La provincia di Brindisi ha bisogno di un accordo di programma sottoscritto in sede di Governo e che veda coinvolte le istituzioni locali, la Regione Puglia, le associazioni di categoria e le organizzazioni sindacali. Per Confindustria – così come ribadito nel consueto incontro di fine anno – è proprio questa la strada da seguire, tanto più dopo aver lavorato per rimuovere ostacoli e incomprensioni che in passato hanno contraddistinto i rapporti tra i singoli attori territoriali (nel corsod ella conferenza stampa il presidente Gabriele Lippolis ha parlato anche della crescita ottenuta da Confindustria Brindisi nel 2021, con 60 nuove aziende associate, tra cui due quotate in borsa, oltre al ritorno di Aeroporti di Puglia).
Una scelta, quella dell’accordo di programma, assolutamente condivisibile, anche se potrebbe non bastare per ridare speranze a questo territorio.
Il quadro di partenza, infatti, è particolarmente desolante. Il Contratto Istituzionale di Sviluppo Brindisi/Lecce è fermo nei cassetti del Ministero competente e anche se venisse varato conterrebbe interventi inefficaci sul piano della crescita economica ed occupazionale di quest’area. La ZES adriatica, nata con lo spirito di attuare interventi immediati ed efficaci, è ferma dal 2017 e nel frattempo – per accontentare tutti – è stata annacquata ed estesa ad un territorio troppo vasto. Il tutto, mentre si litiga anche sulla nomina del commissario.

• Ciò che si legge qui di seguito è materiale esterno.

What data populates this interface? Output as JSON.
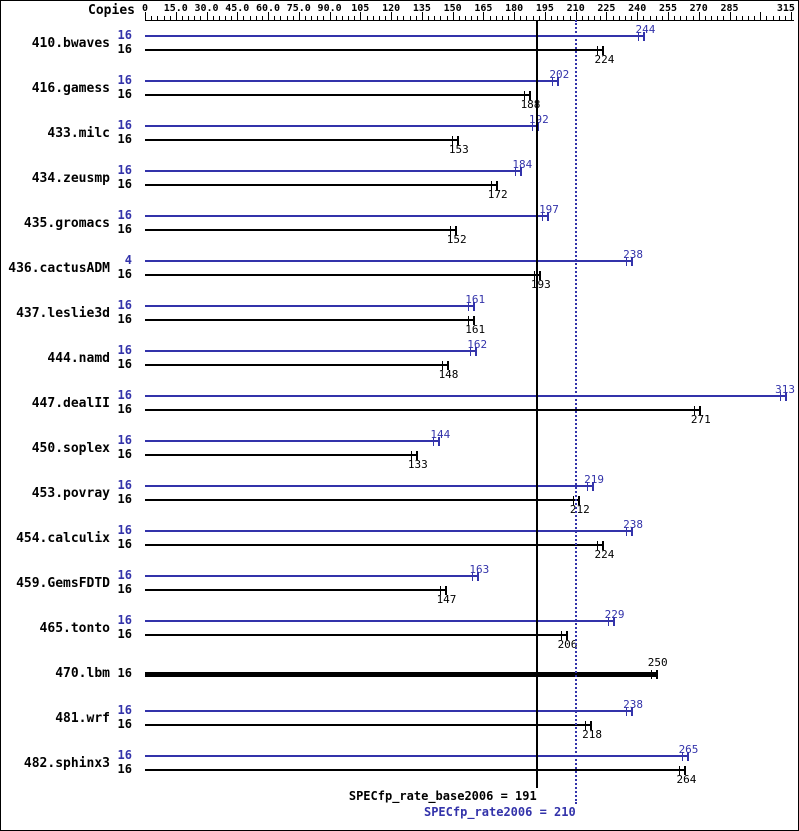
{
  "chart_data": {
    "type": "bar",
    "orientation": "horizontal",
    "copies_title": "Copies",
    "colors": {
      "peak": "#3333aa",
      "base": "#000000"
    },
    "x_axis": {
      "min": 0,
      "max": 315,
      "major_step": 15,
      "minor_step": 3,
      "labels": [
        [
          "0",
          0
        ],
        [
          "15.0",
          15
        ],
        [
          "30.0",
          30
        ],
        [
          "45.0",
          45
        ],
        [
          "60.0",
          60
        ],
        [
          "75.0",
          75
        ],
        [
          "90.0",
          90
        ],
        [
          "105",
          105
        ],
        [
          "120",
          120
        ],
        [
          "135",
          135
        ],
        [
          "150",
          150
        ],
        [
          "165",
          165
        ],
        [
          "180",
          180
        ],
        [
          "195",
          195
        ],
        [
          "210",
          210
        ],
        [
          "225",
          225
        ],
        [
          "240",
          240
        ],
        [
          "255",
          255
        ],
        [
          "270",
          270
        ],
        [
          "285",
          285
        ],
        [
          "315",
          315
        ]
      ]
    },
    "benchmarks": [
      {
        "name": "410.bwaves",
        "rows": [
          {
            "series": "peak",
            "copies": "16",
            "value": 244
          },
          {
            "series": "base",
            "copies": "16",
            "value": 224
          }
        ]
      },
      {
        "name": "416.gamess",
        "rows": [
          {
            "series": "peak",
            "copies": "16",
            "value": 202
          },
          {
            "series": "base",
            "copies": "16",
            "value": 188
          }
        ]
      },
      {
        "name": "433.milc",
        "rows": [
          {
            "series": "peak",
            "copies": "16",
            "value": 192
          },
          {
            "series": "base",
            "copies": "16",
            "value": 153
          }
        ]
      },
      {
        "name": "434.zeusmp",
        "rows": [
          {
            "series": "peak",
            "copies": "16",
            "value": 184
          },
          {
            "series": "base",
            "copies": "16",
            "value": 172
          }
        ]
      },
      {
        "name": "435.gromacs",
        "rows": [
          {
            "series": "peak",
            "copies": "16",
            "value": 197
          },
          {
            "series": "base",
            "copies": "16",
            "value": 152
          }
        ]
      },
      {
        "name": "436.cactusADM",
        "rows": [
          {
            "series": "peak",
            "copies": "4",
            "value": 238
          },
          {
            "series": "base",
            "copies": "16",
            "value": 193
          }
        ]
      },
      {
        "name": "437.leslie3d",
        "rows": [
          {
            "series": "peak",
            "copies": "16",
            "value": 161
          },
          {
            "series": "base",
            "copies": "16",
            "value": 161
          }
        ]
      },
      {
        "name": "444.namd",
        "rows": [
          {
            "series": "peak",
            "copies": "16",
            "value": 162
          },
          {
            "series": "base",
            "copies": "16",
            "value": 148
          }
        ]
      },
      {
        "name": "447.dealII",
        "rows": [
          {
            "series": "peak",
            "copies": "16",
            "value": 313
          },
          {
            "series": "base",
            "copies": "16",
            "value": 271
          }
        ]
      },
      {
        "name": "450.soplex",
        "rows": [
          {
            "series": "peak",
            "copies": "16",
            "value": 144
          },
          {
            "series": "base",
            "copies": "16",
            "value": 133
          }
        ]
      },
      {
        "name": "453.povray",
        "rows": [
          {
            "series": "peak",
            "copies": "16",
            "value": 219
          },
          {
            "series": "base",
            "copies": "16",
            "value": 212
          }
        ]
      },
      {
        "name": "454.calculix",
        "rows": [
          {
            "series": "peak",
            "copies": "16",
            "value": 238
          },
          {
            "series": "base",
            "copies": "16",
            "value": 224
          }
        ]
      },
      {
        "name": "459.GemsFDTD",
        "rows": [
          {
            "series": "peak",
            "copies": "16",
            "value": 163
          },
          {
            "series": "base",
            "copies": "16",
            "value": 147
          }
        ]
      },
      {
        "name": "465.tonto",
        "rows": [
          {
            "series": "peak",
            "copies": "16",
            "value": 229
          },
          {
            "series": "base",
            "copies": "16",
            "value": 206
          }
        ]
      },
      {
        "name": "470.lbm",
        "rows": [
          {
            "series": "base",
            "copies": "16",
            "value": 250,
            "thick": true
          }
        ]
      },
      {
        "name": "481.wrf",
        "rows": [
          {
            "series": "peak",
            "copies": "16",
            "value": 238
          },
          {
            "series": "base",
            "copies": "16",
            "value": 218
          }
        ]
      },
      {
        "name": "482.sphinx3",
        "rows": [
          {
            "series": "peak",
            "copies": "16",
            "value": 265
          },
          {
            "series": "base",
            "copies": "16",
            "value": 264
          }
        ]
      }
    ],
    "reference_lines": [
      {
        "label": "SPECfp_rate_base2006 = 191",
        "value": 191,
        "series": "base",
        "style": "solid"
      },
      {
        "label": "SPECfp_rate2006 = 210",
        "value": 210,
        "series": "peak",
        "style": "dotted"
      }
    ]
  }
}
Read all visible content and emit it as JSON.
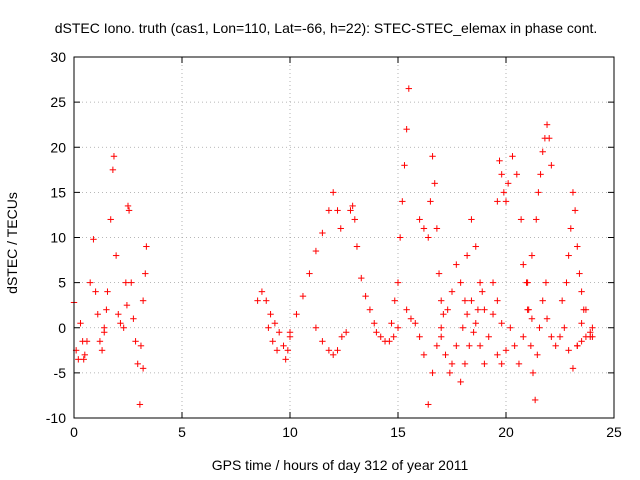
{
  "chart_data": {
    "type": "scatter",
    "title": "dSTEC Iono. truth (cas1, Lon=110, Lat=-66, h=22): STEC-STEC_elemax in phase cont.",
    "xlabel": "GPS time / hours of day 312 of year 2011",
    "ylabel": "dSTEC  / TECUs",
    "xlim": [
      0,
      25
    ],
    "ylim": [
      -10,
      30
    ],
    "x_ticks": [
      0,
      5,
      10,
      15,
      20,
      25
    ],
    "y_ticks": [
      -10,
      -5,
      0,
      5,
      10,
      15,
      20,
      25,
      30
    ],
    "x_tick_labels": [
      "0",
      "5",
      "10",
      "15",
      "20",
      "25"
    ],
    "y_tick_labels": [
      "-10",
      "-5",
      "0",
      "5",
      "10",
      "15",
      "20",
      "25",
      "30"
    ],
    "grid": true,
    "marker": "+",
    "series": [
      {
        "name": "STEC-STEC_elemax",
        "color": "#ff0000",
        "arcs": [
          {
            "x": [
              0.0,
              0.1,
              0.2,
              0.3,
              0.4,
              0.5
            ],
            "y": [
              2.8,
              -2.5,
              -3.5,
              0.5,
              -1.5,
              -3.0
            ]
          },
          {
            "x": [
              0.45,
              0.6,
              0.75,
              0.9,
              1.0,
              1.1,
              1.2,
              1.3,
              1.4,
              1.5
            ],
            "y": [
              -3.5,
              -1.5,
              5.0,
              9.8,
              4.0,
              1.5,
              -1.5,
              -2.5,
              -0.5,
              2.0
            ]
          },
          {
            "x": [
              1.4,
              1.55,
              1.7,
              1.8,
              1.85,
              1.95,
              2.05,
              2.15,
              2.3,
              2.45
            ],
            "y": [
              0.0,
              4.0,
              12.0,
              17.5,
              19.0,
              8.0,
              1.5,
              0.5,
              0.0,
              2.5
            ]
          },
          {
            "x": [
              2.4,
              2.5,
              2.55,
              2.65,
              2.75,
              2.85,
              2.95,
              3.05,
              3.2,
              3.35
            ],
            "y": [
              5.0,
              13.5,
              13.0,
              5.0,
              1.0,
              -1.5,
              -4.0,
              -8.5,
              -4.5,
              9.0
            ]
          },
          {
            "x": [
              3.1,
              3.2,
              3.3
            ],
            "y": [
              -2.0,
              3.0,
              6.0
            ]
          },
          {
            "x": [
              8.5,
              8.7,
              8.9,
              9.1,
              9.3,
              9.5,
              9.7,
              9.8,
              9.9,
              10.0
            ],
            "y": [
              3.0,
              4.0,
              3.0,
              1.5,
              0.5,
              -0.5,
              -2.0,
              -3.5,
              -2.5,
              -1.0
            ]
          },
          {
            "x": [
              9.0,
              9.2,
              9.4
            ],
            "y": [
              0.0,
              -1.5,
              -2.5
            ]
          },
          {
            "x": [
              10.0,
              10.3,
              10.6,
              10.9,
              11.2,
              11.5,
              11.8,
              12.0,
              12.2,
              12.35
            ],
            "y": [
              -0.5,
              1.5,
              3.5,
              6.0,
              8.5,
              10.5,
              13.0,
              15.0,
              13.0,
              11.0
            ]
          },
          {
            "x": [
              11.2,
              11.5,
              11.8,
              12.0,
              12.2,
              12.4,
              12.6
            ],
            "y": [
              0.0,
              -1.5,
              -2.5,
              -3.0,
              -2.5,
              -1.0,
              -0.5
            ]
          },
          {
            "x": [
              12.8,
              12.9,
              13.0,
              13.1,
              13.3,
              13.5,
              13.7,
              13.9,
              14.0,
              14.2,
              14.4,
              14.6,
              14.8,
              15.0
            ],
            "y": [
              13.0,
              13.5,
              12.0,
              9.0,
              5.5,
              3.5,
              2.0,
              0.5,
              -0.5,
              -1.0,
              -1.5,
              -1.5,
              -1.0,
              0.0
            ]
          },
          {
            "x": [
              14.7,
              14.85,
              15.0,
              15.1,
              15.2,
              15.3,
              15.4,
              15.5
            ],
            "y": [
              0.5,
              3.0,
              5.0,
              10.0,
              14.0,
              18.0,
              22.0,
              26.5
            ]
          },
          {
            "x": [
              15.4,
              15.6,
              15.8,
              16.0,
              16.2,
              16.4,
              16.6,
              16.8,
              17.0
            ],
            "y": [
              2.0,
              1.0,
              0.5,
              -1.0,
              -3.0,
              -8.5,
              -5.0,
              -2.0,
              0.0
            ]
          },
          {
            "x": [
              16.0,
              16.2,
              16.4,
              16.5,
              16.6,
              16.7,
              16.8,
              16.9,
              17.0,
              17.1
            ],
            "y": [
              12.0,
              11.0,
              10.0,
              14.0,
              19.0,
              16.0,
              11.0,
              6.0,
              3.0,
              1.5
            ]
          },
          {
            "x": [
              17.0,
              17.2,
              17.4,
              17.5,
              17.7,
              17.9,
              18.1,
              18.3,
              18.5,
              18.7,
              18.9
            ],
            "y": [
              -1.0,
              -3.0,
              -5.0,
              -4.0,
              -2.0,
              -6.0,
              -4.0,
              -2.0,
              -0.5,
              2.0,
              4.0
            ]
          },
          {
            "x": [
              17.3,
              17.5,
              17.7,
              17.9,
              18.1,
              18.2,
              18.4,
              18.6,
              18.8,
              19.0
            ],
            "y": [
              2.0,
              4.0,
              7.0,
              5.0,
              3.0,
              8.0,
              12.0,
              9.0,
              5.0,
              2.0
            ]
          },
          {
            "x": [
              18.0,
              18.2,
              18.4,
              18.6,
              18.8,
              19.0,
              19.2,
              19.4,
              19.6,
              19.8
            ],
            "y": [
              0.0,
              1.5,
              3.0,
              0.5,
              -2.0,
              -4.0,
              -1.0,
              1.5,
              3.0,
              0.5
            ]
          },
          {
            "x": [
              19.4,
              19.6,
              19.7,
              19.8,
              19.9,
              20.0,
              20.1,
              20.3,
              20.5,
              20.7
            ],
            "y": [
              5.0,
              14.0,
              18.5,
              17.0,
              15.0,
              14.0,
              16.0,
              19.0,
              17.0,
              12.0
            ]
          },
          {
            "x": [
              19.6,
              19.8,
              20.0,
              20.2,
              20.4,
              20.6,
              20.8,
              21.0,
              21.2
            ],
            "y": [
              -3.0,
              -4.0,
              -2.5,
              0.0,
              -2.0,
              -4.0,
              -1.0,
              2.0,
              1.0
            ]
          },
          {
            "x": [
              20.8,
              20.95,
              21.05,
              21.15,
              21.25,
              21.35,
              21.45,
              21.55,
              21.7,
              21.85
            ],
            "y": [
              7.0,
              5.0,
              2.0,
              -2.0,
              -5.0,
              -8.0,
              -3.0,
              0.0,
              3.0,
              5.0
            ]
          },
          {
            "x": [
              21.0,
              21.2,
              21.4,
              21.5,
              21.6,
              21.7,
              21.8,
              21.9,
              22.0,
              22.1
            ],
            "y": [
              5.0,
              8.0,
              12.0,
              15.0,
              17.0,
              19.5,
              21.0,
              22.5,
              21.0,
              18.0
            ]
          },
          {
            "x": [
              21.9,
              22.1,
              22.3,
              22.5,
              22.7,
              22.9,
              23.1,
              23.3,
              23.5,
              23.7,
              23.9,
              24.0
            ],
            "y": [
              1.0,
              -1.0,
              -2.0,
              -1.0,
              0.0,
              -2.5,
              -4.5,
              -2.0,
              0.5,
              2.0,
              -1.0,
              0.0
            ]
          },
          {
            "x": [
              22.6,
              22.8,
              22.9,
              23.0,
              23.1,
              23.2,
              23.3,
              23.4,
              23.5,
              23.6
            ],
            "y": [
              3.0,
              5.0,
              8.0,
              11.0,
              15.0,
              13.0,
              9.0,
              6.0,
              4.0,
              2.0
            ]
          },
          {
            "x": [
              23.3,
              23.5,
              23.7,
              23.9,
              24.0
            ],
            "y": [
              -2.0,
              -1.5,
              -1.0,
              -0.5,
              -1.0
            ]
          }
        ]
      }
    ]
  }
}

Le zone franche doganali, invece, rischiano di rimanere delle scatole vuote se i proponenti non le riempiranno di contenuti, a partire da Enel Logistic che se n’è vista riconoscere una sulle aree di propria pertinenza.
Occorre, insomma, una “vision” riguardante lo sviluppo. E bisogna far presto, perché nel frattempo i processi di decarbonizzazione stanno provocando danni occupazionali assai preoccupanti e la chiusura di numerose aziende. E preoccupa allo stesso livello la crisi del comparto aeronautico, visto che i riverberi della crisi mondiale del trasporto aereo rischiano di ripercuotersi sugli anelli più deboli e quindi sulle aziende di componentistica come quelle che insistono nel Brindisino.
Ci si sieda, pertanto, intorno ad un tavolo. Sapendo, però, che non basterà chiedere l’intervento del Governo senza prima condividere possibile forme di sviluppo alternativo di questa provincia.